California lawmakers recently introduced a bill that would establish an online registry for convicted animal abusers--one that's similar to existing registries for sex offenders and arsonists. As someone who deals with dozens of cruelty-to-animals cases every week, I urge California legislators to approve this bill, and I encourage other states to consider establishing similar registries. Exposing animal abusers doesn't only protect animals--it also makes the entire community safer.
Animal abusers are cowards who take their issues out on "easy victims"--and their disregard for life and indifference to suffering often carry over to their fellow humans. A study by Northeastern University and the Massachusetts SPCA found that people who abuse animals are five times more likely to commit violent crimes against humans. Examples of this phenomenon--known to animal protection and law enforcement personnel as "the link"--abound.
A history of cruelty to animals regularly appears in FBI records of serial rapists and murderers. BTK killer Dennis Rader, who was convicted of killing 10 people, admitted that he was cruel to animals as a child and apparently practiced strangling dogs and cats before moving on to human victims. Serial killer and cannibal Jeffrey Dahmer tortured animals and impaled the heads of cats and dogs on sticks.

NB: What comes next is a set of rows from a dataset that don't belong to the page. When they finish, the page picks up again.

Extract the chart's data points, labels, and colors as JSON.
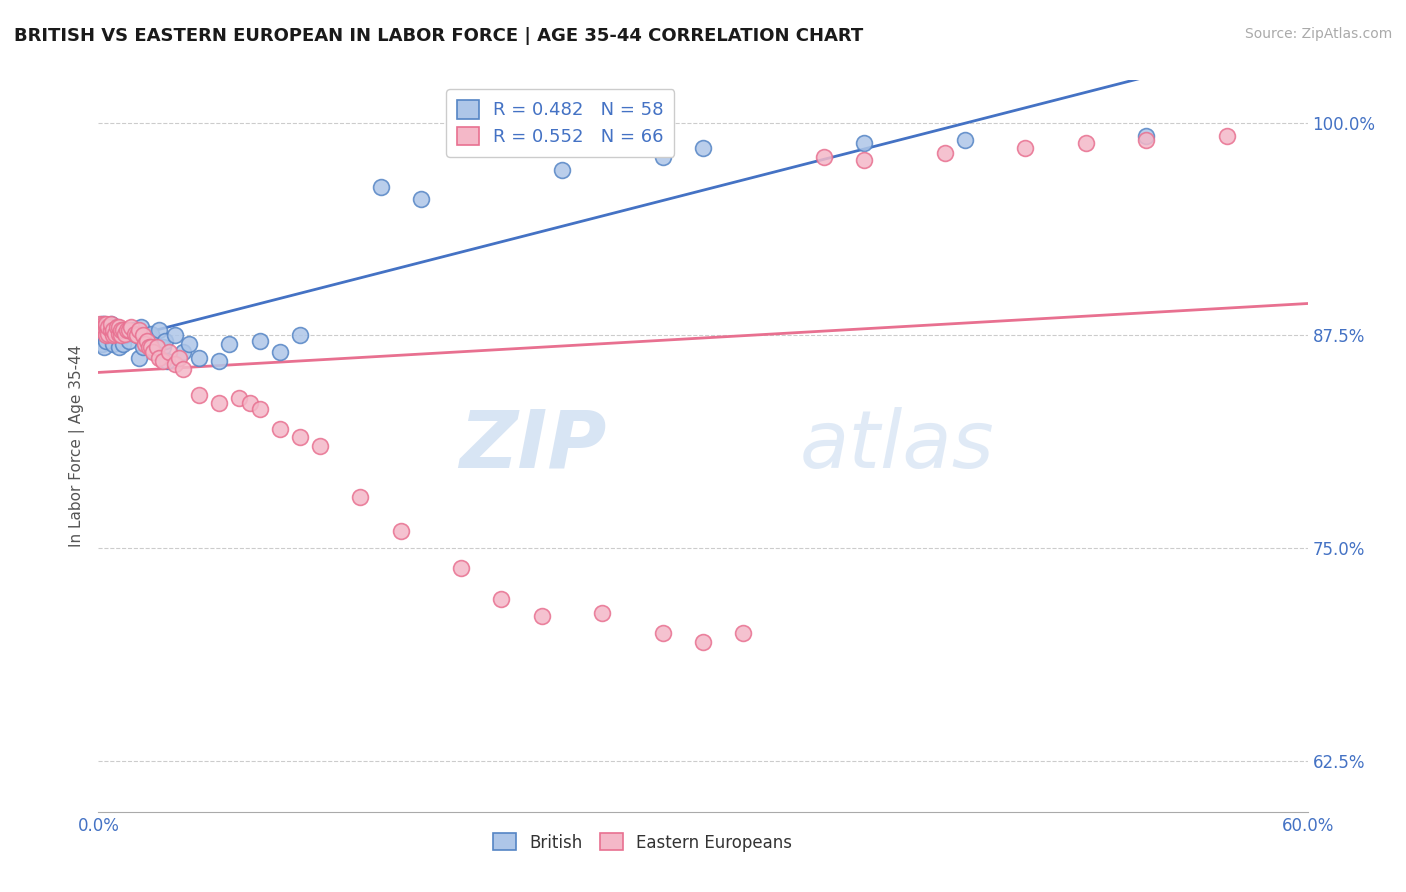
{
  "title": "BRITISH VS EASTERN EUROPEAN IN LABOR FORCE | AGE 35-44 CORRELATION CHART",
  "source": "Source: ZipAtlas.com",
  "ylabel": "In Labor Force | Age 35-44",
  "xlim": [
    0.0,
    0.6
  ],
  "ylim": [
    0.595,
    1.025
  ],
  "yticks": [
    0.625,
    0.75,
    0.875,
    1.0
  ],
  "ytick_labels": [
    "62.5%",
    "75.0%",
    "87.5%",
    "100.0%"
  ],
  "xtick_left_label": "0.0%",
  "xtick_right_label": "60.0%",
  "title_color": "#1a1a1a",
  "axis_color": "#4472c4",
  "grid_color": "#cccccc",
  "watermark_zip": "ZIP",
  "watermark_atlas": "atlas",
  "british_color": "#aec6e8",
  "british_edge_color": "#5585c5",
  "eastern_color": "#f4b8c8",
  "eastern_edge_color": "#e87090",
  "british_line_color": "#4472c4",
  "eastern_line_color": "#e87090",
  "british_R": 0.482,
  "british_N": 58,
  "eastern_R": 0.552,
  "eastern_N": 66,
  "legend_british": "British",
  "legend_eastern": "Eastern Europeans",
  "british_x": [
    0.001,
    0.002,
    0.002,
    0.003,
    0.003,
    0.003,
    0.004,
    0.004,
    0.005,
    0.005,
    0.005,
    0.006,
    0.006,
    0.006,
    0.007,
    0.007,
    0.008,
    0.008,
    0.009,
    0.009,
    0.01,
    0.01,
    0.011,
    0.011,
    0.012,
    0.013,
    0.015,
    0.016,
    0.017,
    0.018,
    0.019,
    0.02,
    0.021,
    0.022,
    0.025,
    0.026,
    0.028,
    0.03,
    0.032,
    0.033,
    0.034,
    0.038,
    0.042,
    0.045,
    0.05,
    0.06,
    0.065,
    0.08,
    0.09,
    0.1,
    0.14,
    0.16,
    0.23,
    0.28,
    0.3,
    0.38,
    0.43,
    0.52
  ],
  "british_y": [
    0.88,
    0.882,
    0.87,
    0.882,
    0.875,
    0.868,
    0.878,
    0.872,
    0.878,
    0.875,
    0.88,
    0.876,
    0.878,
    0.882,
    0.87,
    0.876,
    0.88,
    0.878,
    0.878,
    0.88,
    0.875,
    0.868,
    0.876,
    0.875,
    0.87,
    0.875,
    0.872,
    0.878,
    0.878,
    0.878,
    0.875,
    0.862,
    0.88,
    0.868,
    0.875,
    0.876,
    0.865,
    0.878,
    0.868,
    0.872,
    0.86,
    0.875,
    0.865,
    0.87,
    0.862,
    0.86,
    0.87,
    0.872,
    0.865,
    0.875,
    0.962,
    0.955,
    0.972,
    0.98,
    0.985,
    0.988,
    0.99,
    0.992
  ],
  "eastern_x": [
    0.001,
    0.002,
    0.002,
    0.003,
    0.003,
    0.003,
    0.004,
    0.004,
    0.004,
    0.005,
    0.005,
    0.006,
    0.006,
    0.007,
    0.007,
    0.008,
    0.009,
    0.01,
    0.01,
    0.011,
    0.011,
    0.012,
    0.013,
    0.014,
    0.015,
    0.016,
    0.018,
    0.019,
    0.02,
    0.022,
    0.023,
    0.024,
    0.025,
    0.026,
    0.027,
    0.029,
    0.03,
    0.032,
    0.035,
    0.038,
    0.04,
    0.042,
    0.05,
    0.06,
    0.07,
    0.075,
    0.08,
    0.09,
    0.1,
    0.11,
    0.13,
    0.15,
    0.18,
    0.2,
    0.22,
    0.25,
    0.28,
    0.3,
    0.32,
    0.36,
    0.38,
    0.42,
    0.46,
    0.49,
    0.52,
    0.56
  ],
  "eastern_y": [
    0.882,
    0.878,
    0.88,
    0.878,
    0.882,
    0.88,
    0.88,
    0.875,
    0.882,
    0.876,
    0.88,
    0.878,
    0.882,
    0.875,
    0.878,
    0.876,
    0.88,
    0.876,
    0.88,
    0.875,
    0.878,
    0.878,
    0.876,
    0.878,
    0.878,
    0.88,
    0.876,
    0.875,
    0.878,
    0.875,
    0.87,
    0.872,
    0.868,
    0.868,
    0.865,
    0.868,
    0.862,
    0.86,
    0.865,
    0.858,
    0.862,
    0.855,
    0.84,
    0.835,
    0.838,
    0.835,
    0.832,
    0.82,
    0.815,
    0.81,
    0.78,
    0.76,
    0.738,
    0.72,
    0.71,
    0.712,
    0.7,
    0.695,
    0.7,
    0.98,
    0.978,
    0.982,
    0.985,
    0.988,
    0.99,
    0.992
  ]
}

The Boston Strangler, Albert DeSalvo, put cats and dogs into orange crates and killed them by shooting arrows through the slats.
The link is also evident in many homes plagued by domestic violence. Batterers often try to control their victims, such as a partner or spouse, by threatening, torturing and/or killing the victim's animals. A study of women living in Wisconsin shelters because of domestic abuse found that 80 percent of their batterers had been violent to the women's animals. Listing animal abusers online would allow people to discover an abusive partner's background before it's too late.